If you look at the national bodies of the American Medical Association, the American Nurses Association, the American Psychiatric Association, all of them filed amicus briefs in these cases against the legalization of assisted suicide and were worried about its impacts on vulnerable populations. In the American Psychiatric Association’s case, undiagnosed depression was a big worry there. So these groups said, look, we think that palliative care really can address most of these issues and some of the reasons why people reach for assisted suicide is to get problems solved that could be reached by better palliative care or better psychiatric care.
Given the different types of opposition against this practice, do you think it is likely that for at least the time being Oregon will remain unique as the only state that allows assisted suicide, or do you think that there’s a decent chance that some other state will enact a similar law?
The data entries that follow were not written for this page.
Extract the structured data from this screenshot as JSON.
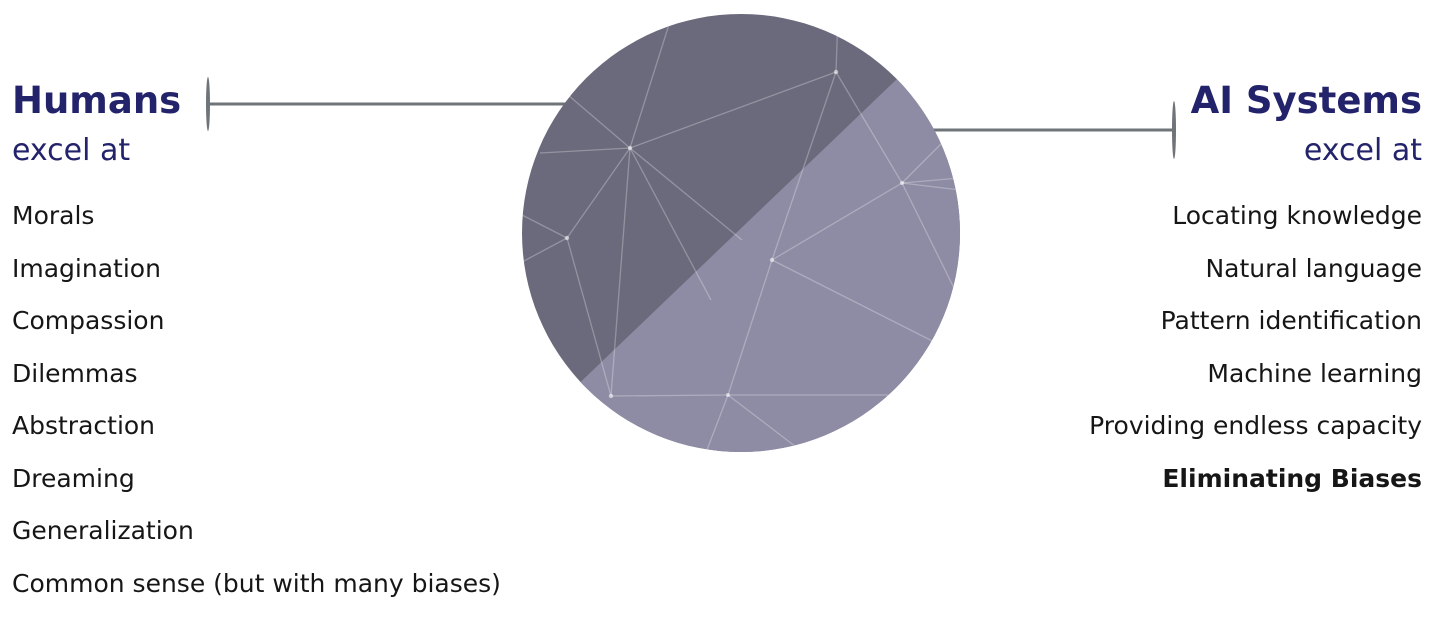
{
  "humans": {
    "title": "Humans",
    "subtitle": "excel at",
    "items": [
      "Morals",
      "Imagination",
      "Compassion",
      "Dilemmas",
      "Abstraction",
      "Dreaming",
      "Generalization",
      "Common sense (but with many biases)"
    ]
  },
  "ai": {
    "title": "AI Systems",
    "subtitle": "excel at",
    "items": [
      "Locating knowledge",
      "Natural language",
      "Pattern identification",
      "Machine learning",
      "Providing endless capacity",
      "Eliminating Biases"
    ]
  },
  "colors": {
    "heading": "#23236b",
    "circle_dark": "#6a6a7c",
    "circle_light": "#8e8ca4",
    "connector": "#6f7479"
  }
}
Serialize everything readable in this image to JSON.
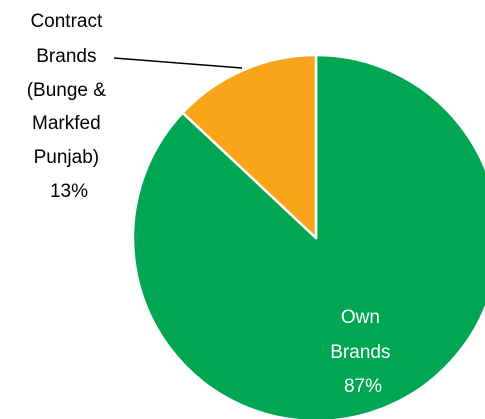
{
  "chart_data": {
    "type": "pie",
    "slices": [
      {
        "label_lines": [
          "Own",
          "Brands"
        ],
        "value": 87,
        "value_text": "87%",
        "color": "#00A651",
        "label_color": "#ffffff"
      },
      {
        "label_lines": [
          "Contract",
          "Brands",
          "(Bunge &",
          "Markfed",
          "Punjab)"
        ],
        "value": 13,
        "value_text": "13%",
        "color": "#F9A51A",
        "label_color": "#000000"
      }
    ],
    "start_angle_deg": 0,
    "direction": "clockwise",
    "slice_border_color": "#ffffff",
    "legend": "none"
  }
}
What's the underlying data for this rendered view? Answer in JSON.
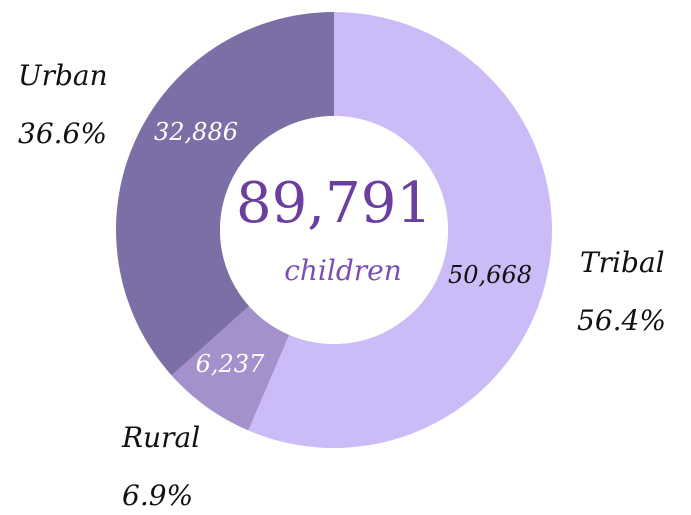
{
  "chart_data": {
    "type": "pie",
    "center": {
      "total": "89,791",
      "unit": "children"
    },
    "slices": [
      {
        "name": "Tribal",
        "value": 50668,
        "value_label": "50,668",
        "percent": "56.4%",
        "color": "#cbbbf7",
        "value_color": "#111111"
      },
      {
        "name": "Rural",
        "value": 6237,
        "value_label": "6,237",
        "percent": "6.9%",
        "color": "#a491cc",
        "value_color": "#ffffff"
      },
      {
        "name": "Urban",
        "value": 32886,
        "value_label": "32,886",
        "percent": "36.6%",
        "color": "#7b6fa6",
        "value_color": "#ffffff"
      }
    ]
  }
}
It’s hard to prognosticate on these things. New York was one of the earlier states to really think about this pretty seriously, in the mid-1980s. The state even had a task force thinking about it. And in the end, New York ended up saying that regardless of whether we can think about this as a good practice, it’s beside the point as long as we have vulnerable patients who might be disproportionately affected. In fact, they way they put it was that the risks of legalizing assisted suicide for vulnerable individuals “in a health care system and society that cannot effectively protect against the impact of inadequate resources and ingrained social disadvantage, are likely to be extraordinary.” There’s been a concentration of states considering the practice in the upper Northwest, and what those states have in common is that they have ballot initiatives. Where the successes have been, they’ve sort of bypassed the legislatures and gone through the balloting initiative process where you really can run mass media campaigns. I think if we do see it moving forward, my guess is it’s going to be another state with ballot initiatives.